A Major Fall

A snipe on the Chayne this morning - welcome back...

A snipe on the Chayne in April

The last few days have brought a huge influx of snipe and woodcock to Galloway, and the arrival has been so dramatic that it has even been noticeable in daylight hours. Putting out grit trays yesterday afternoon in the thick cloud on the syndicate ground, I was flushing snipe every few yards. Some of them were in groups of four and five, and all simply appeared to be roosting in the short heather where our burns are starting to show encouraging signs of regeneration. In the time it took me to walk six hundred yards and place a grit box every hundred, I must have flushed thirty snipe. Looking closely at where they had come from, I found clumps of shit like messy white pasta on the moss.

Getting home just on the darkening, I took the dog up the hill behind the house and saw perhaps a dozen more snipe on a mushy farm track where all the drains had burst. By the time I turned round for home, the woodcock had begun to flight out of the forestry and they came rushing overhead like teal as the stars came out.
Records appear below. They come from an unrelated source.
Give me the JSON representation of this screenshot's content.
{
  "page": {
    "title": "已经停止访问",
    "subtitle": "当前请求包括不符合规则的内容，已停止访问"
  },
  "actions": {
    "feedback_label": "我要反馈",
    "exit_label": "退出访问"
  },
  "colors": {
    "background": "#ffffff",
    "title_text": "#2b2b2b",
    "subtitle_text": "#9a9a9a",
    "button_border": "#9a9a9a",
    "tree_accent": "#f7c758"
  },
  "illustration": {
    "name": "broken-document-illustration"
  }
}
As a massive full moon spilled white chalky powder into the Solway, the age-old link between lunar cycles and wader migration rang true again.

Usually, the best indicator of snipe and woodcock arrival is by using the lamping torch across the wet fields at night time, but this year the birds have been so blatant that there is no mistaking them. With cold weather inbound, it will be interesting to see what their next move will be.